This blog reads like a compilation of stories ~ An index can be found on the sidebar.
Sunday, September 19, 2010
9/11 2001
I woke up this morning thinking of this song (Alan Jackson's "Where Were You"). I have to admit that I have issues with "Patriot Day". It reminds me of free-er times, especially of flying without being searched every 30 yards in the airport. Okay, that might be a slight exaggeration, but it is how I feel.
On the original 9/11, I was living at the Ronald McDonald House in Louisville when the Twin Towers were destroyed. I was in the upstairs living room attending a house meeting, the tv was on, and I watched with incredulity.
After the meeting I called Steve, or he called me, I don't remember which. He gave me a crash course of street smarts during times of terrorism. He told me that if I saw a package lying on the sidewalk or anywhere out of the ordinary to not pick it up because it might be a bomb. He was worried about me crossing the bridge to Indiana from Louisville for fear it might be blown up. He had learned all about the ugliness of war and the things to watch out for while he was in the Marines.
I finally did get up the courage to cross the bridge into Indiana to go to the closest Walmart. When I got there, I found people standing in a circle, holding hands, and praying at the front of the store. When that group left, another group would fill their place and another prayer was offered. I never participated. Maybe I should have, but all of this felt so surreal; I felt very detached from it all.

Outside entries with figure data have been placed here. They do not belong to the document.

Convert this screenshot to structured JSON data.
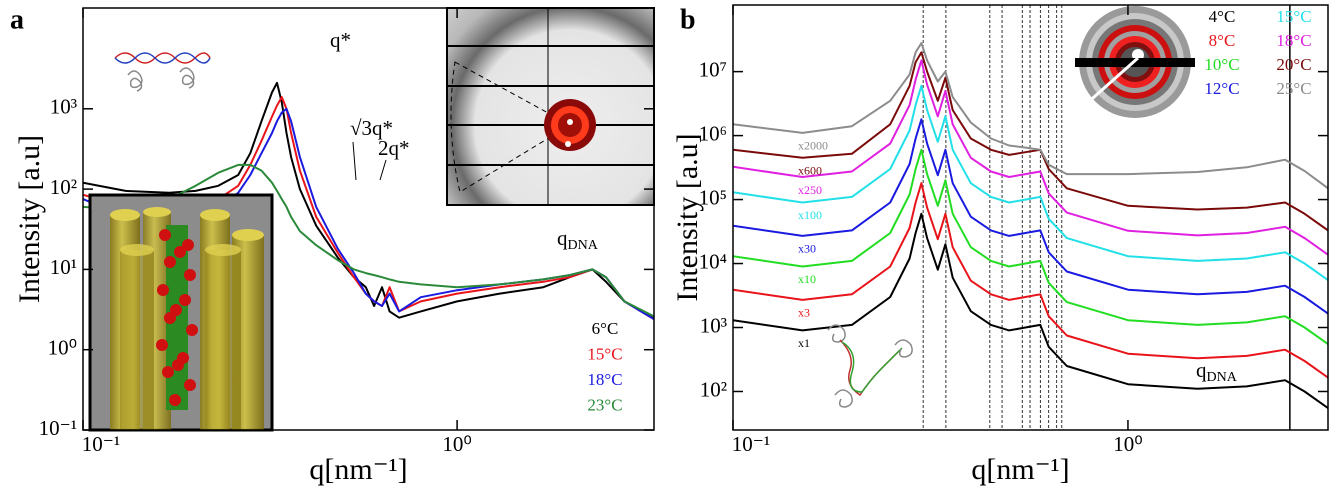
{
  "chart_data": [
    {
      "type": "line",
      "panel_label": "a",
      "xscale": "log",
      "yscale": "log",
      "x_label": "q[nm⁻¹]",
      "y_label": "Intensity [a.u]",
      "xlim": [
        0.1,
        3.36
      ],
      "ylim": [
        0.1,
        18000
      ],
      "xticks": [
        {
          "value": 0.1,
          "label": "10⁻¹"
        },
        {
          "value": 1,
          "label": "10⁰"
        }
      ],
      "yticks": [
        {
          "value": 0.1,
          "label": "10⁻¹"
        },
        {
          "value": 1,
          "label": "10⁰"
        },
        {
          "value": 10,
          "label": "10¹"
        },
        {
          "value": 100,
          "label": "10²"
        },
        {
          "value": 1000,
          "label": "10³"
        }
      ],
      "annotations": [
        {
          "text": "q*"
        },
        {
          "text": "√3q*"
        },
        {
          "text": "2q*"
        },
        {
          "text": "q",
          "sub": "DNA"
        }
      ],
      "x": [
        0.1,
        0.13,
        0.17,
        0.2,
        0.23,
        0.26,
        0.28,
        0.3,
        0.32,
        0.33,
        0.34,
        0.35,
        0.36,
        0.38,
        0.42,
        0.48,
        0.53,
        0.57,
        0.6,
        0.63,
        0.66,
        0.7,
        0.8,
        1.0,
        1.3,
        1.7,
        2.0,
        2.3,
        2.5,
        2.8,
        3.36
      ],
      "series": [
        {
          "name": "6°C",
          "color": "#000000",
          "values": [
            120,
            95,
            90,
            95,
            110,
            150,
            280,
            700,
            1600,
            2100,
            1200,
            500,
            250,
            100,
            35,
            14,
            8,
            6,
            3.5,
            6,
            3,
            2.5,
            3,
            4,
            5,
            6,
            8,
            10,
            7,
            4,
            2.5
          ]
        },
        {
          "name": "15°C",
          "color": "#e8141a",
          "values": [
            85,
            62,
            58,
            62,
            75,
            110,
            200,
            400,
            800,
            1100,
            1400,
            1000,
            500,
            170,
            45,
            16,
            8,
            5,
            4,
            3.5,
            6,
            3,
            4,
            5,
            6,
            7,
            8,
            10,
            8,
            4,
            2.4
          ]
        },
        {
          "name": "18°C",
          "color": "#1a1ae0",
          "values": [
            75,
            45,
            40,
            45,
            60,
            90,
            150,
            280,
            500,
            700,
            900,
            1000,
            700,
            250,
            60,
            18,
            9,
            5,
            4,
            3.5,
            5,
            3,
            4.5,
            5.5,
            6.5,
            7.5,
            8.5,
            10,
            8,
            4,
            2.4
          ]
        },
        {
          "name": "23°C",
          "color": "#2a8a3a",
          "values": [
            60,
            55,
            75,
            110,
            160,
            200,
            200,
            170,
            120,
            95,
            75,
            60,
            45,
            30,
            20,
            13,
            10,
            9,
            8.5,
            8,
            7.5,
            7,
            6.5,
            6,
            6.5,
            7.5,
            8.5,
            10,
            8,
            4,
            2.6
          ]
        }
      ]
    },
    {
      "type": "line",
      "panel_label": "b",
      "xscale": "log",
      "yscale": "log",
      "x_label": "q[nm⁻¹]",
      "y_label": "Intensity [a.u]",
      "xlim": [
        0.1,
        3.21
      ],
      "ylim": [
        25,
        110000000
      ],
      "xticks": [
        {
          "value": 0.1,
          "label": "10⁻¹"
        },
        {
          "value": 1,
          "label": "10⁰"
        }
      ],
      "yticks": [
        {
          "value": 100,
          "label": "10²"
        },
        {
          "value": 1000,
          "label": "10³"
        },
        {
          "value": 10000,
          "label": "10⁴"
        },
        {
          "value": 100000,
          "label": "10⁵"
        },
        {
          "value": 1000000,
          "label": "10⁶"
        },
        {
          "value": 10000000,
          "label": "10⁷"
        }
      ],
      "ref_lines": {
        "dashed": [
          0.303,
          0.346,
          0.447,
          0.48,
          0.54,
          0.565,
          0.6,
          0.63,
          0.66,
          0.68
        ],
        "solid": 2.57
      },
      "annotations": [
        {
          "text": "q",
          "sub": "DNA"
        }
      ],
      "x": [
        0.1,
        0.15,
        0.2,
        0.25,
        0.28,
        0.29,
        0.3,
        0.31,
        0.33,
        0.345,
        0.36,
        0.4,
        0.45,
        0.5,
        0.55,
        0.6,
        0.63,
        0.7,
        1.0,
        1.5,
        2.0,
        2.5,
        2.8,
        3.21
      ],
      "series": [
        {
          "name": "4°C",
          "color": "#000000",
          "scale_label": "x1",
          "values": [
            1300,
            900,
            1100,
            3000,
            12000,
            30000,
            60000,
            25000,
            8000,
            20000,
            6000,
            1800,
            1100,
            900,
            1000,
            1100,
            500,
            250,
            130,
            110,
            120,
            150,
            100,
            55
          ]
        },
        {
          "name": "8°C",
          "color": "#e8141a",
          "scale_label": "x3",
          "values": [
            3900,
            2700,
            3300,
            9000,
            36000,
            90000,
            180000,
            75000,
            24000,
            60000,
            18000,
            5400,
            3300,
            2700,
            3000,
            3300,
            1500,
            750,
            390,
            330,
            360,
            450,
            300,
            165
          ]
        },
        {
          "name": "10°C",
          "color": "#22dd22",
          "scale_label": "x10",
          "values": [
            13000,
            9000,
            11000,
            30000,
            120000,
            300000,
            600000,
            250000,
            80000,
            200000,
            60000,
            18000,
            11000,
            9000,
            10000,
            11000,
            5000,
            2500,
            1300,
            1100,
            1200,
            1500,
            1000,
            550
          ]
        },
        {
          "name": "12°C",
          "color": "#1a1ae0",
          "scale_label": "x30",
          "values": [
            39000,
            27000,
            33000,
            90000,
            360000,
            900000,
            1800000,
            750000,
            240000,
            600000,
            180000,
            54000,
            33000,
            27000,
            30000,
            33000,
            15000,
            7500,
            3900,
            3300,
            3600,
            4500,
            3000,
            1650
          ]
        },
        {
          "name": "15°C",
          "color": "#22e0e8",
          "scale_label": "x100",
          "values": [
            130000,
            90000,
            110000,
            300000,
            1200000,
            3000000,
            6000000,
            2500000,
            800000,
            2000000,
            600000,
            180000,
            110000,
            90000,
            100000,
            110000,
            50000,
            25000,
            13000,
            11000,
            12000,
            15000,
            10000,
            5500
          ]
        },
        {
          "name": "18°C",
          "color": "#e020e0",
          "scale_label": "x250",
          "values": [
            325000,
            225000,
            275000,
            750000,
            3000000,
            7500000,
            15000000,
            6250000,
            2000000,
            5000000,
            1500000,
            450000,
            275000,
            225000,
            250000,
            275000,
            125000,
            62500,
            32500,
            27500,
            30000,
            37500,
            25000,
            13750
          ]
        },
        {
          "name": "20°C",
          "color": "#7a0a0a",
          "scale_label": "x600",
          "values": [
            600000,
            450000,
            520000,
            1500000,
            6000000,
            14000000,
            20000000,
            10000000,
            3500000,
            8000000,
            2500000,
            900000,
            600000,
            500000,
            550000,
            600000,
            300000,
            150000,
            80000,
            70000,
            75000,
            90000,
            60000,
            33000
          ]
        },
        {
          "name": "25°C",
          "color": "#8c8c8c",
          "scale_label": "x2000",
          "values": [
            1500000,
            1100000,
            1400000,
            3500000,
            9000000,
            20000000,
            28000000,
            15000000,
            7000000,
            10000000,
            4000000,
            1600000,
            900000,
            700000,
            650000,
            600000,
            350000,
            250000,
            250000,
            270000,
            320000,
            420000,
            280000,
            150000
          ]
        }
      ]
    }
  ]
}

Back at the Ronald McDonald House I heard parents and grandparents talk about relatives they knew who were going out and enlisting.

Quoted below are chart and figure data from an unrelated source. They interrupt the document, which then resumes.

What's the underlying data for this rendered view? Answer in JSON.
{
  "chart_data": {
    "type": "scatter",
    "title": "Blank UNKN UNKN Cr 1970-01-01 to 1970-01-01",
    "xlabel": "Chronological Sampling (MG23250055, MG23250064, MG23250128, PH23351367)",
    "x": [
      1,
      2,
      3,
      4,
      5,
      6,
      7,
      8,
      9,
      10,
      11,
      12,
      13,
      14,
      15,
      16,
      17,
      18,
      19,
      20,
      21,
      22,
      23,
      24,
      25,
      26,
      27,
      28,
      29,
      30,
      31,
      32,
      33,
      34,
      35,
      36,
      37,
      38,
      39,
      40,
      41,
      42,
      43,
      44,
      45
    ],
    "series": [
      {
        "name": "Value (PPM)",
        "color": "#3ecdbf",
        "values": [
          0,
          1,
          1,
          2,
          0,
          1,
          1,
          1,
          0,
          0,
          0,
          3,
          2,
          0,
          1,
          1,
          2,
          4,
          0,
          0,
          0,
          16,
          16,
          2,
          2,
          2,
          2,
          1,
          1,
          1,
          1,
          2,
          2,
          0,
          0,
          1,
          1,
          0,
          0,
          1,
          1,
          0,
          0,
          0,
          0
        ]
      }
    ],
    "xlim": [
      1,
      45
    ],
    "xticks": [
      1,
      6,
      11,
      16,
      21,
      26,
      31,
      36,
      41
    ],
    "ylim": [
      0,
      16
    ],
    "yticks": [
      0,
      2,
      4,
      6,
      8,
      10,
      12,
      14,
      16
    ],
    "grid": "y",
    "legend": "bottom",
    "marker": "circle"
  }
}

For me, however, I was seeing life tottering on the brink of death every day at the children's hospital. Little babies hooked up to machines that hummed, whirred, and beaped, creating an orchestra of sound all day and all night while nurses stood guard like soldiers warding off death and despair.
I saw my premature baby, Michael, struggling every day to breath on his own, to eat on his own, to keep up his own body heat. I felt fear every day that his shunt for his hydrocephalus would malfunction or get infected, or that he would get RSV and we would start from square one, trying again to get him off of the same ventilator that had kept him alive for 7 1/2 weeks while he couldn't breathe on his own back in the beginning. I felt like my son was being held hostage, and I was far from home hoping for his release.
In other words, I was part of another war. One that wasn't on the tv being covered in great detail by the media. In my war, many families were hoping that their children would recover, but knowing that many would not: an 8 year old on a ventilator and not being able to come off of it after a routine surgery, an 11 year old who had had an unknown heart problem and when he dove into the water at the swimming pool he had a heart attack and now had brain damage causing CP and mental retardation, and endless baskets of babies with myriads of problems including one with a rash on his skin that caused him pain at every touch and needed an ointment which played havoc with trying to keep lead wires for monitors stuck to his injured skin, others undergoing heart surgeries, while still others had neurological problems. These were the casualties of another war, and the battles kept on day after day.
My view was skewed that year. While many cried for their relatives, so did we. Sitting by bedsides. Hoping for life. Hoping for normalcy.
We each fight our battles every single day. May God bless us all who are struggling with events that happened and were created that 9/11 of 2001.